Quebrando barreiras com o GALS: a história de Abel e Sicuzane

REPORT.TEXT: Leonel Albuquerque - REPORT.PHOTOS: Leonel Albuquerque - 02. junho 2026

Uma realidade comum em Moçambique

Em Moçambique, as normas sociais e de género continuam a atribuir papéis distintos a homens e mulheres no seio das famílias. Enquanto os homens são, em geral, responsáveis pela geração de renda, às mulheres cabe a maior parte do trabalho doméstico e de cuidado, como cozinhar, lavar, buscar água e cuidar de crianças, doentes e idosos.

Esta divisão, ainda fortemente enraizada sobretudo nas zonas rurais, posiciona os homens como principais provedores e decisores do agregado familiar, levando-os a assumir actividades económicas e, muitas vezes, a migrar em busca de melhores oportunidades. Por outro lado, esta dinâmica limita o acesso das mulheres a oportunidades e direitos, contribuindo para desigualdades persistentes, incluindo maior vulnerabilidade económica e social nos agregados familiares chefiados por mulheres.

 

Quando tudo começou a mudar

No posto administrativo de Matchedje, distrito de Sanga, província de Niassa, um casal de jovens está a desafiar as normas tradicionais e a construir uma dinâmica mais igualitária. Abel e Sicuzane Hassane de 19 anos e 22 anos, respectivamente, são exemplo dessa mudança. Encontramos o casal na sua moageira comunitária, recentemente instalada sob um amplo alpendre improvisado, feito de pau a pique e coberto com lonas. Tal como muitos outros casais da região, quando decidiram viver juntos, em 2022, tinham já internalizadas as expectativas sociais sobre os papéis de cada um.

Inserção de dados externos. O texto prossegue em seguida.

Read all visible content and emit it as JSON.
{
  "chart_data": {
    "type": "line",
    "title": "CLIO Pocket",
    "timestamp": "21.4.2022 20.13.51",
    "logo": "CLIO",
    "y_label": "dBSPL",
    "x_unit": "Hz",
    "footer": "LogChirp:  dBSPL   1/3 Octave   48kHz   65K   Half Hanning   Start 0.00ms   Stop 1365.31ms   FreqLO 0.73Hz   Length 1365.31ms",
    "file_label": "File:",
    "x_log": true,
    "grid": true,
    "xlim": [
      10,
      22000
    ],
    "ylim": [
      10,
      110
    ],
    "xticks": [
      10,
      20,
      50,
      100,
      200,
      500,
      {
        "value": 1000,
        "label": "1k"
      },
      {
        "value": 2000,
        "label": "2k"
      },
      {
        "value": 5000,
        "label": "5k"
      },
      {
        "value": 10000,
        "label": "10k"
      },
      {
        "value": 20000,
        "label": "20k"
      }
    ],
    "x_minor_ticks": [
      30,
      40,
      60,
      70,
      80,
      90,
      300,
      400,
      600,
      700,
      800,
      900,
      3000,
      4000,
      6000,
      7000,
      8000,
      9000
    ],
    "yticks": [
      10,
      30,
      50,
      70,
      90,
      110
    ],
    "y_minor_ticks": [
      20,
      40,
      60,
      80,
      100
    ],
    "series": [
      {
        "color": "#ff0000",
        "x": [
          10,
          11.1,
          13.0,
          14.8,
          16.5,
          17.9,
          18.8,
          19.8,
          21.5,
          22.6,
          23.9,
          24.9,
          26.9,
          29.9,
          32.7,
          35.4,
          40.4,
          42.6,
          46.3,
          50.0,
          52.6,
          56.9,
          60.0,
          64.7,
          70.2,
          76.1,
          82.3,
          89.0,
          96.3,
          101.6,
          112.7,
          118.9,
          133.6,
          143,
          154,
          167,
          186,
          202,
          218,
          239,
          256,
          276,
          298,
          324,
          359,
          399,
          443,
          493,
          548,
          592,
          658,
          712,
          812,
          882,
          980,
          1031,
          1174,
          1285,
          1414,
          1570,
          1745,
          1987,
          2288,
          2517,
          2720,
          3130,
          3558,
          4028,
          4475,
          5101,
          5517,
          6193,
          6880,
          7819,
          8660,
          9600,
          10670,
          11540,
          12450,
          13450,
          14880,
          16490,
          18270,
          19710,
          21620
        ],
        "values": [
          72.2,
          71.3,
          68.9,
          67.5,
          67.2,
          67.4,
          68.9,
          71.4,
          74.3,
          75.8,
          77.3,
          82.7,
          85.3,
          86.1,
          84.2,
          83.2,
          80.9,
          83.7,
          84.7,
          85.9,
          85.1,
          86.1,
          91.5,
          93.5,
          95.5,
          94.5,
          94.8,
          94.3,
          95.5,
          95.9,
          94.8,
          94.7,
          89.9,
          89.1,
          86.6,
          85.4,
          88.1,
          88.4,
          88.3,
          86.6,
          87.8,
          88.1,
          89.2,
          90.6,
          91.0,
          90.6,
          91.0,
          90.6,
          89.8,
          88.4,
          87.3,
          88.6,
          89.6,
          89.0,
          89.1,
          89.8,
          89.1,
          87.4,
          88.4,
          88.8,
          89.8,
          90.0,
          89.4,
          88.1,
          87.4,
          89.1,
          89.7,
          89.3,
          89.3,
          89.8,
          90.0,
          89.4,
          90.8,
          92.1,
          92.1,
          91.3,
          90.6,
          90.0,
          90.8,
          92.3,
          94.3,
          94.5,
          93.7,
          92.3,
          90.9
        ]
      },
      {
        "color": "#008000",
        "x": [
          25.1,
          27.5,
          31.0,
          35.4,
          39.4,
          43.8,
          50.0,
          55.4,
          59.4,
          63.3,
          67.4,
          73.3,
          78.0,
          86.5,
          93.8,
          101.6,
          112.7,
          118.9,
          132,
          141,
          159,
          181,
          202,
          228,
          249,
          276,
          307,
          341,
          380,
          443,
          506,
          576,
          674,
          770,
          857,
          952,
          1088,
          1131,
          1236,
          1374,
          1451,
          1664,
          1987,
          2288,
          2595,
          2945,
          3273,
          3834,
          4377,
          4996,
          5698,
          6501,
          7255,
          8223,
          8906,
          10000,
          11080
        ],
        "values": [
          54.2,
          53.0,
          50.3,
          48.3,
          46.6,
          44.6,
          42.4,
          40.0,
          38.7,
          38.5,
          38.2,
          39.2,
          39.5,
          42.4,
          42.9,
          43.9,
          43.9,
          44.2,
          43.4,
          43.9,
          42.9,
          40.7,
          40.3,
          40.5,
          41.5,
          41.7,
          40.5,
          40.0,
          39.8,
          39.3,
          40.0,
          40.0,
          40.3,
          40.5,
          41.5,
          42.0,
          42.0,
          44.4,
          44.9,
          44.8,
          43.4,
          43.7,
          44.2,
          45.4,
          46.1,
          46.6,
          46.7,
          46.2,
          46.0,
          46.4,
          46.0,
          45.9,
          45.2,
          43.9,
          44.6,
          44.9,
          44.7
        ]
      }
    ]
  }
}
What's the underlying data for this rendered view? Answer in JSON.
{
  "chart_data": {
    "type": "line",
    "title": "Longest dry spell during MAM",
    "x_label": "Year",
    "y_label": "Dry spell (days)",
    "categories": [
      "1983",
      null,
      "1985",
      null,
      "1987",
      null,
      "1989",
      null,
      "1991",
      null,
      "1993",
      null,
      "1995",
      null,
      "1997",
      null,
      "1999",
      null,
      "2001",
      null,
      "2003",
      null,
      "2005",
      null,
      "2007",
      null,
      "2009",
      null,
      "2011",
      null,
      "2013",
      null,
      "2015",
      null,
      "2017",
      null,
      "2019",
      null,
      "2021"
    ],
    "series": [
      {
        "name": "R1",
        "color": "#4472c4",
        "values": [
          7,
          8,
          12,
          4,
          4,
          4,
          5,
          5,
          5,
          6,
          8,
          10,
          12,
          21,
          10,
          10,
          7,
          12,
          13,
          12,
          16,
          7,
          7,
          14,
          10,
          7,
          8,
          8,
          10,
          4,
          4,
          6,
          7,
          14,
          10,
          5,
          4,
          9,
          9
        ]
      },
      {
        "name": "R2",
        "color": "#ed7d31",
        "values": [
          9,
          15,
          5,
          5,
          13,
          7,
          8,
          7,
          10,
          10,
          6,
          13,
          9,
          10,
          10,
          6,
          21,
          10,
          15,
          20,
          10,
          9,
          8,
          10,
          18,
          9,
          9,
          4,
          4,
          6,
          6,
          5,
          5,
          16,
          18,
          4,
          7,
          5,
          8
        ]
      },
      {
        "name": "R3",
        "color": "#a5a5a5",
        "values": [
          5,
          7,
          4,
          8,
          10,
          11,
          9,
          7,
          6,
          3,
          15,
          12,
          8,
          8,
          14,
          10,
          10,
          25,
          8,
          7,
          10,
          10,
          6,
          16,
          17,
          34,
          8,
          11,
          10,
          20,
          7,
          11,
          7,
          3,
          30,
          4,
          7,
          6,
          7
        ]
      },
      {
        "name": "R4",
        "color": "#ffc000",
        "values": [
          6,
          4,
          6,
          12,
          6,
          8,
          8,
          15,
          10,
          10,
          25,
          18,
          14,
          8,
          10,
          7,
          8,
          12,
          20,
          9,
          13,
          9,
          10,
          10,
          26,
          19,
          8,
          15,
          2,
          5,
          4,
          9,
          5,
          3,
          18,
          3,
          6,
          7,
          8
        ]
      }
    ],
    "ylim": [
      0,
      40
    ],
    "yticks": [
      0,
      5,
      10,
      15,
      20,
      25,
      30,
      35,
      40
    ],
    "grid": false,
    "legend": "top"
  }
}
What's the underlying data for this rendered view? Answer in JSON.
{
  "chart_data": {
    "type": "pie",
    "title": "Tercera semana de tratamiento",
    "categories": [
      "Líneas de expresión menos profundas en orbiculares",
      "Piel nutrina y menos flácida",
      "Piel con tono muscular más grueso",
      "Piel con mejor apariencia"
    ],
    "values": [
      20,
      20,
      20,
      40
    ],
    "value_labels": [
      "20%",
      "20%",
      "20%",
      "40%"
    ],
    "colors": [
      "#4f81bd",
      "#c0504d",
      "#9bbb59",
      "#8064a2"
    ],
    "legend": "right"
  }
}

«Eu acordava e ia directamente para a minha loja. Às vezes, viajava até à Tanzânia para comprar mercadorias em falta. Noutras ocasiões, jogava futebol com os amigos.»

Abel Hassane

«Eu era responsável por tudo em casa: limpar, buscar água, preparar o pequeno-almoço, lavar roupa. Passava mais tempo a trabalhar do que ele.»

lembra Sicuzane

Construindo juntos um novo futuro

A mudança começou em Setembro de 2025, quando Abel participou numa formação sobre o Sistema de Aprendizagem de Acção de Género (GALS na sigla inglesa), promovido pelo projecto MozNorte Governação Comunitária de Chipanje Chetu, financiado pelo Banco Mundial através da Biofund e implementado por um consórcio liderado pela Helvetas. A experiência transformou a  percepção do jovem sobre os papéis de género e levou-o a adoptar práticas mais inclusivas dentro do lar. Desde então, o casal passou a partilhar tanto as tarefas domésticas quanto as decisões financeiras e  negócio.

«Além de ajudar em casa, o Abel passou a envolver-me nas decisões. A ideia da moageira, por exemplo, foi discutida entre nós. Eu concordei e apoiei com 10 mil meticais das minhas poupanças. O meu sogro [pai do Abel] também contribuiu, e assim conseguimos adquirir o necessário para começar.»

explicou Sicuzane

A escolha pelo negócio da moageira não foi feita ao acaso. Após uma análise do mercado local, Abel percebeu que a comunidade de II Congresso carecia de serviços de moagem, obrigando muitos residentes a deslocarem-se até à Tanzânia, a cerca de um quilómetro de distância, para processar cereais.

«Vimos nisso uma oportunidade de negócio e, ao mesmo tempo, uma forma de ajudar a comunidade.»

revelou Abel

O casal investiu cerca de 130 mil meticais na abertura da moageira, que entrou em funcionamento na segunda quinzena de abril deste ano. Agora, já traçam novos objetivos: a construção da sua própria casa. Para isso, adquiriram, em comum acordo, sete mil tijolos (blocos feitos localmente com lama) para construirem a sua residência. A tomada de decisões conjuntas tornou-se um princípio na vida do casal.

«Hoje, todas as decisões importantes são discutidas. Antes de emprestar 1.500 tijolos ao primo, por exemplo, o meu marido falou comigo, e eu concordei.»

contou Sicuzane

O GALS é uma ferramenta que ajuda mulheres e homens a analisar, planear e transformar as suas próprias vidas - teve um papel decisivo neste processo, promovendo igualdade de género, tomada de decisão partilhada e melhoria dos meios de subsistência.

A história de Abel e Sicuzane mostra que, mesmo em contextos marcados por tradições rígidas, é possível construir relações mais equilibradas e fortalecer o futuro das famílias através da mudança de atitudes e da colaboração.